The Scrapbook was recently alerted to this gem from the New York Times editorial page, which we missed when it was published in August: a love letter to Montana Democrat senator Jon Tester and Iowa Republican Charles Grassley, the last two gentlemen farmers in Congress's upper chamber.
Congress used to be dominated by farmers, and it is unfortunate that Mr. Tester and Sen. Charles Grassley of Iowa are the only ones left in the Senate who still actively work the fields. If more members had a life outside of campaigning and lawmaking, it might help put petty political disputes in a little perspective.
Some nostalgics maintain the Senate was more functional in the days when many of its farmer-members used the spring and summer recesses to plant and harvest.
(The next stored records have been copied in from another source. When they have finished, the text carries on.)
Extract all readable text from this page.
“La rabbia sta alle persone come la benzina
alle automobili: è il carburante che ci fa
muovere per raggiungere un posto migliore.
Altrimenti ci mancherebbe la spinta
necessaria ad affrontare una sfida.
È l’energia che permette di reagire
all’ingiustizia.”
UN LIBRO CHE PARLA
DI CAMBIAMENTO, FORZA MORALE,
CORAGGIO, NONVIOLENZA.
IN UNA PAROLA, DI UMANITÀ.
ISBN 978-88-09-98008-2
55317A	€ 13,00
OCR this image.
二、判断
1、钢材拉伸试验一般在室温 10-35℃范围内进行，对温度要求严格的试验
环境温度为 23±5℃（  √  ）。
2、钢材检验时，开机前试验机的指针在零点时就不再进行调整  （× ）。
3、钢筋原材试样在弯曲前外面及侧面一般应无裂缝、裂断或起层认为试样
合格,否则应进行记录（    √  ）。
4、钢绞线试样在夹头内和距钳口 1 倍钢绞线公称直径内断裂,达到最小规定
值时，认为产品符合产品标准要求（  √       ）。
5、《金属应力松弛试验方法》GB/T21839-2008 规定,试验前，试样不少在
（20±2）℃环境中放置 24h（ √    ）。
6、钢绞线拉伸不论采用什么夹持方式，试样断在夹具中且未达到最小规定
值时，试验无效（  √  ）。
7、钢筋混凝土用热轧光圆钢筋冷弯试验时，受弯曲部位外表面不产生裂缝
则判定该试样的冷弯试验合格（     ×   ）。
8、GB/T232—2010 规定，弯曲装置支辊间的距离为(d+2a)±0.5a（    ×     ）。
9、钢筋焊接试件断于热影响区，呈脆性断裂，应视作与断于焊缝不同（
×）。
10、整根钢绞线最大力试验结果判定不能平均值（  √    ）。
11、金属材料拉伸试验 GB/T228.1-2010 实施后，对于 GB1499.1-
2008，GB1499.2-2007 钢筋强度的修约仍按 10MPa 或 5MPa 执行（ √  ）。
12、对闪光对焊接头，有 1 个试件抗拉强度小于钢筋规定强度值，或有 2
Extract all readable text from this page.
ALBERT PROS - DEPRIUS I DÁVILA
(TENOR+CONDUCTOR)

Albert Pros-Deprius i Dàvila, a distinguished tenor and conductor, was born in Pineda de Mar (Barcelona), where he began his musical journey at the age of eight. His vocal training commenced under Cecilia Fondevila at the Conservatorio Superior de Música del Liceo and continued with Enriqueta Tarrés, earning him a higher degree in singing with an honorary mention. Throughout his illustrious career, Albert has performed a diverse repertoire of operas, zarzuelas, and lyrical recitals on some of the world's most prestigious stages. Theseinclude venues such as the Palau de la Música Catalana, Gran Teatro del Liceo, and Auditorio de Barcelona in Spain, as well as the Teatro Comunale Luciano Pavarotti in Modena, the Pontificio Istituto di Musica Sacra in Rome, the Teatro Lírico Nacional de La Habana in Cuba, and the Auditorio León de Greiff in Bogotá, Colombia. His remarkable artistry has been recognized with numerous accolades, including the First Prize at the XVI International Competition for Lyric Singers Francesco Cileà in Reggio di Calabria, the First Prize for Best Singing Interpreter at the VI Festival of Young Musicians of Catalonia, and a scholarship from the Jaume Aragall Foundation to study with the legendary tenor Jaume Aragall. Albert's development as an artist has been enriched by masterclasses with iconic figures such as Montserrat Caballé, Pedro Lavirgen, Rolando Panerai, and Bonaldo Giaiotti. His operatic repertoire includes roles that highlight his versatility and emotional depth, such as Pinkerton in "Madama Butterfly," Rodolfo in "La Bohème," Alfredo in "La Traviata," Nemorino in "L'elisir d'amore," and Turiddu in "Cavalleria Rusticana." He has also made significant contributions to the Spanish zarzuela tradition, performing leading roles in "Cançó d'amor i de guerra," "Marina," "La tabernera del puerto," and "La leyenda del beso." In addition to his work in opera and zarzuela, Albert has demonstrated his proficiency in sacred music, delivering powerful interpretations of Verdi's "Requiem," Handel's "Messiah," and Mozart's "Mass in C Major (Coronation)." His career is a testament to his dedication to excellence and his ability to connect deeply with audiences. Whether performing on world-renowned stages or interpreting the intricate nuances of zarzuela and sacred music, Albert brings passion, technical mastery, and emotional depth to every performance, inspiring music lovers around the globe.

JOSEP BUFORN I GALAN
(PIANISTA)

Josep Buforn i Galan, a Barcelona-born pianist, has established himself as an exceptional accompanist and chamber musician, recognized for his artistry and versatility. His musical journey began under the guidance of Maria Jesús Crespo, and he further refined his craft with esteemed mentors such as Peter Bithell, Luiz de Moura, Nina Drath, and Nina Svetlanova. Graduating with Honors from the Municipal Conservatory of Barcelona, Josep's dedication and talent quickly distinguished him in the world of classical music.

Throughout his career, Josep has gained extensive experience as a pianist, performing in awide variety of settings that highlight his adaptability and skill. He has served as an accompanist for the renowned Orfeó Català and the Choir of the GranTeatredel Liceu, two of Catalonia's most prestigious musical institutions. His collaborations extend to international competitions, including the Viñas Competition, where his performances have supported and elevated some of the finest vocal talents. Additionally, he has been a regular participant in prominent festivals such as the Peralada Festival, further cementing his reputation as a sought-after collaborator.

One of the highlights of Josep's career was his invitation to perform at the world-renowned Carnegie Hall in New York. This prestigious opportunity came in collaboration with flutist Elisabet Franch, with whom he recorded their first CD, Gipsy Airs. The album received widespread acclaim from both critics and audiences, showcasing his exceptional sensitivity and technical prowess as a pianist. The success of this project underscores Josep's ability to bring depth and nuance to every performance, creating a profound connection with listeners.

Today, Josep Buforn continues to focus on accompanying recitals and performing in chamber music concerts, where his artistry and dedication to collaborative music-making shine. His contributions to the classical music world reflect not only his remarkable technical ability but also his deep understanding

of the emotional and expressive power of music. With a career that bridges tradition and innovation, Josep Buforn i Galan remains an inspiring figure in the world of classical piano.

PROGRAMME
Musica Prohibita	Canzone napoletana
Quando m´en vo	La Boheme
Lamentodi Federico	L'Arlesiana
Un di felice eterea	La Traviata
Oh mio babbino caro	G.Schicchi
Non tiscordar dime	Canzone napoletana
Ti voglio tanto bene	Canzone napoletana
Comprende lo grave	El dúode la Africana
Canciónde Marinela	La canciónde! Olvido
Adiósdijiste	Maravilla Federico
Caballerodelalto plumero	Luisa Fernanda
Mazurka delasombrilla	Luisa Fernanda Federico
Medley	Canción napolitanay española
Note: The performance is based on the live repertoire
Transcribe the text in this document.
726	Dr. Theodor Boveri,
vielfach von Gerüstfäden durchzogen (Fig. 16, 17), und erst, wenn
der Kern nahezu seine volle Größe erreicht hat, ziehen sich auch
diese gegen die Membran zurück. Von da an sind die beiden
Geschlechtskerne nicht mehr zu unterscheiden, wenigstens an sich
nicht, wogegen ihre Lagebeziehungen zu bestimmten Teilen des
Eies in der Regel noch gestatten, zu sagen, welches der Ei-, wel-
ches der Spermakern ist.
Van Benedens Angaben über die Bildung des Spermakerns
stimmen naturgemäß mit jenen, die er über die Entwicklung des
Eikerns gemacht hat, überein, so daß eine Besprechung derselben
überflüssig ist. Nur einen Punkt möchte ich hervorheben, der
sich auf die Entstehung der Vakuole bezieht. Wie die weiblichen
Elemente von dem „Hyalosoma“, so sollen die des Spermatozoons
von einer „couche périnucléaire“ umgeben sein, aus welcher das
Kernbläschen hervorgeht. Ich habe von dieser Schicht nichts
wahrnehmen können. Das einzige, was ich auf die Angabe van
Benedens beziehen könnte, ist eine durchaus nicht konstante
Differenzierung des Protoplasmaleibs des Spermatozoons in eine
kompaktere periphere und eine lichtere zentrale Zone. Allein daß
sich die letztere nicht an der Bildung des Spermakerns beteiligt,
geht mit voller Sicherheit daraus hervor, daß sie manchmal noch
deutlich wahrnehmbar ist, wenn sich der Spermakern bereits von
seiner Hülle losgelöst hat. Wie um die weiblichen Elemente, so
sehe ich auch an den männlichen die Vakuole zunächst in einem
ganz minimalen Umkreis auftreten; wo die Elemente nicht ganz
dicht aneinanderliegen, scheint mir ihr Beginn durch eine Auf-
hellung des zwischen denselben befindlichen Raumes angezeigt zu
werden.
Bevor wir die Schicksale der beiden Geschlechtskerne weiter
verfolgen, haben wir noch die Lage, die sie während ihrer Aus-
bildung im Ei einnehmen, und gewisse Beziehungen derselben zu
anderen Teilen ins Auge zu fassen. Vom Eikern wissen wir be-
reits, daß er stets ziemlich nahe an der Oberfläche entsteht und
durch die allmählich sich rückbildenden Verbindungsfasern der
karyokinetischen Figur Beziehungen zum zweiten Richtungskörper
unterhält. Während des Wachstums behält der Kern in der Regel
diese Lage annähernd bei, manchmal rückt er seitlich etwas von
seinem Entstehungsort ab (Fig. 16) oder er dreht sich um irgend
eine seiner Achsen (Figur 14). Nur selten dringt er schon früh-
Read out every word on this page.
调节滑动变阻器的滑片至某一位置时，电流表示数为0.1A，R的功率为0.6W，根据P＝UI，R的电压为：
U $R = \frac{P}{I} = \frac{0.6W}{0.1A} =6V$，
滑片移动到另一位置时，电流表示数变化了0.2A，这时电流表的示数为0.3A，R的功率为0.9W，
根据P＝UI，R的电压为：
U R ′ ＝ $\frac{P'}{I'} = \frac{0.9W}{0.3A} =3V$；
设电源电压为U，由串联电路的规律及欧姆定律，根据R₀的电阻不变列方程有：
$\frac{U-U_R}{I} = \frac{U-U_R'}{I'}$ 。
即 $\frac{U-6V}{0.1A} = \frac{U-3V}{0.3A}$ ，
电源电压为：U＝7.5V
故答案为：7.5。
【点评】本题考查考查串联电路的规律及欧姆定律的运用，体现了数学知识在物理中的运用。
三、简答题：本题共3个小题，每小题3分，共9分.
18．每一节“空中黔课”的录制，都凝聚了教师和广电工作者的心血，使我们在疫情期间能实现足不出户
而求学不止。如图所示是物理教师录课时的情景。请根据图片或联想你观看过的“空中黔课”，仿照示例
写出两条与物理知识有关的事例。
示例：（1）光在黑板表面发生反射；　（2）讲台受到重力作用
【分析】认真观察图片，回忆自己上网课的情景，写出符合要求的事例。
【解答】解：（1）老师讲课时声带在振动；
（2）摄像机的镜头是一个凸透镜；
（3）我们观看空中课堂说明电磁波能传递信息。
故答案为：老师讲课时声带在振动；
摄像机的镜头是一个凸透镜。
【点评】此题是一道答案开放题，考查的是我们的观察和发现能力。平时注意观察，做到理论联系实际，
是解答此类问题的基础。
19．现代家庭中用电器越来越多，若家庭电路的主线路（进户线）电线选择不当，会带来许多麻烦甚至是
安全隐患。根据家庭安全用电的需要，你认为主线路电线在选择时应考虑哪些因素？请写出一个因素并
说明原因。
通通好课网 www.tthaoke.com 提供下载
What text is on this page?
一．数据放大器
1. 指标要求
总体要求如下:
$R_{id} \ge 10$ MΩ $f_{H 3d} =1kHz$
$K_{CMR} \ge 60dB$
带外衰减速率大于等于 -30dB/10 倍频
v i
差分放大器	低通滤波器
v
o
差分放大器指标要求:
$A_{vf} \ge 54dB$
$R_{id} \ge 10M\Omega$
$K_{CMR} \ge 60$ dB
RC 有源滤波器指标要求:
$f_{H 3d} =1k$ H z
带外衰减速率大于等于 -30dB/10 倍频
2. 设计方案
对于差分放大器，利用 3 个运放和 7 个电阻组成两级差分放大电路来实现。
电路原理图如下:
That may be a myth, but it is good to know at least one senator is still firmly earthbound.
While Senators Tester and Grassley may be “earthbound,” the Times certainly has its head in the clouds. Imagine if we were to replace the word “farmer” with “banker” and imagine further that those two senators spent their August recess selling off failing mortgages and foreclosing on homeowners! Certainly the Times would be crying conflict of interest.
Yet in 2011 Tester and Grassley will debate the farm bill which directly determines the crop subsidies they’ll receive from USDA, and before that, during the lame duck session of Congress this December, they will be voting on a package of tax extenders and subsidies for ethanol and biodiesel worth billions to the crops they grow. This taxpayer-footed bill subsidizes the burning of food crops as fuel despite what the Financial Times has called this month growing “fears of a global food crisis.”
The editorial’s poetic waxing about gentlemen farmers shows the Times’s naiveté not only about modern agriculture, and food, fiber, and energy policy, but also the global economy, and, it would seem, politics.